TORONTO — Despite volume growth in frozen bakery and biscuits, second-quarter operating results at Weston Foods were bogged down by higher-than-anticipated commodity and input costs, plant start-up costs, lower fresh sales volumes and the cost impact of continued investments in future growth.

Operating income in the second quarter ended June 14 was C$45 million ($41.5 million), down 30% from C$64 million in the same period a year ago. Adjusted operating income in the quarter fell to C$51 million from C$64 million. Sales, meanwhile, were slightly higher, climbing 4% to C$431 million ($397 million) from C$413 million.

“Weston Foods’ operating results in the second quarter were disappointing and more challenging than we had previously forecast,” Pavi Binning, president of George Weston Ltd., said during a July 29 conference call with analysts. “The quarter two results were driven by three main factors that all came in a little worse than we had expected. These were higher commodity costs, higher start-up costs at our new fresh plant in Toronto, and softer volumes in our fresh business, driven in part by the additional retail square footage in the market.

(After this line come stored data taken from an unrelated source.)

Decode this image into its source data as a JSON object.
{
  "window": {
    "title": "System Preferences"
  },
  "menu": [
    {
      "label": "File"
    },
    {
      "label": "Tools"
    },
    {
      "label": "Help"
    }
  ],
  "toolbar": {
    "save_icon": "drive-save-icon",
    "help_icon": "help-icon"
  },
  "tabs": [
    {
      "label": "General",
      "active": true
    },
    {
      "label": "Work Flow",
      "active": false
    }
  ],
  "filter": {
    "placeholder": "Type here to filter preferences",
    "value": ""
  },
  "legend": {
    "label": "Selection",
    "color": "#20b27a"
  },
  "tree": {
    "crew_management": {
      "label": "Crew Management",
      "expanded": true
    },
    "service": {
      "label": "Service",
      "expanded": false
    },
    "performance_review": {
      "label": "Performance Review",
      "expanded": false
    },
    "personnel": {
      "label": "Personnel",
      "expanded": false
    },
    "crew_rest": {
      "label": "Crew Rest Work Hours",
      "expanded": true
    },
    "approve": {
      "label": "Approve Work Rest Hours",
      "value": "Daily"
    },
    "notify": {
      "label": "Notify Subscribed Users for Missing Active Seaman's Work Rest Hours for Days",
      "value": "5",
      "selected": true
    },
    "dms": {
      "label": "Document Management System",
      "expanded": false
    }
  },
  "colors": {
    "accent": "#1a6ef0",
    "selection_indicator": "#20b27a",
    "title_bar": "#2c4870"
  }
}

“We are working hard to address the decline in fresh volumes and the additional costs at our new fresh facility. Commodity costs were a challenge this year as we have not been able to pass the increases on to our customers. In terms of outlook, we expect a decline in adjusted operating income in the third quarter. However, the results for the balance of the year should begin to moderate as some of our initiatives kick in and commodity costs improve year-over-year.”

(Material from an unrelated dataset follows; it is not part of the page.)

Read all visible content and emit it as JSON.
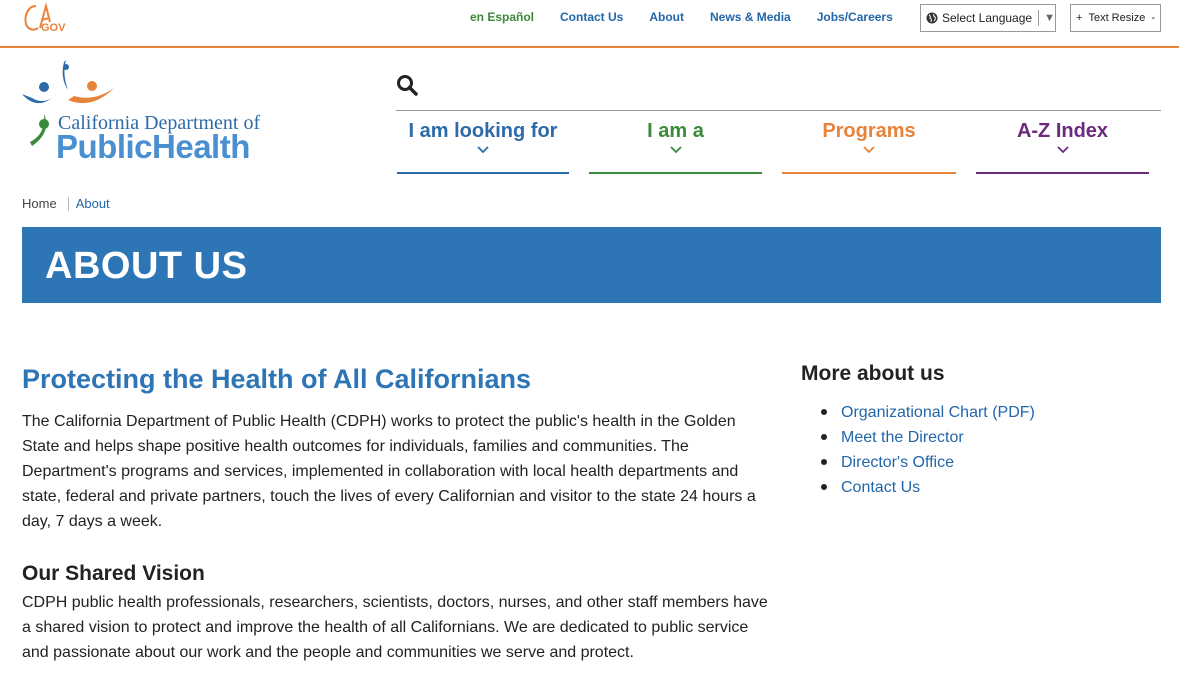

Mr. Binning said George Weston will look offset the softness in its fresh volumes by focusing on categories such as gluten-free, as well as other segments that are growing, including Ace cookies, sweet goods, cakes, donuts and pies.

“There are different trends at play in the various other products,” he said. “And clearly our focus is to make sure that we invest behind and grow the categories that are moving ahead, and protect the businesses that are a little bit soft at the moment.”

He said the company also is investing behind its main brand, Wonder, as well as in D’Italiano and Gadoua.

“We’re also thinking very carefully about the ethnic market,” he said.

Asked by an analyst whether the company has seen any changes in the competitive landscape now that Bimbo Bakeries’ acquisition of Canada Bread has closed, Mr. Binning responded, “We haven’t seen any change. There’s relative stability in the marketplace.”

Mr. Binning also provided some color on the start-up costs associated with the new fresh bakery in Toronto. The facility is serving the greater Toronto area with bread and rolls.

“The facility has brand new equipment in it and also new employees working there,” he said. “And what I would sort of say to you is normally it takes up to 12 months to get a new plant of this scale fully operational. And the incremental costs are in areas that you would expect like labor and wastage downtime as we get the plant fully operational. So, we continue to work hard. Things are improving month to month. But, it normally does take up to a year to get something like this fully tuned and operational.”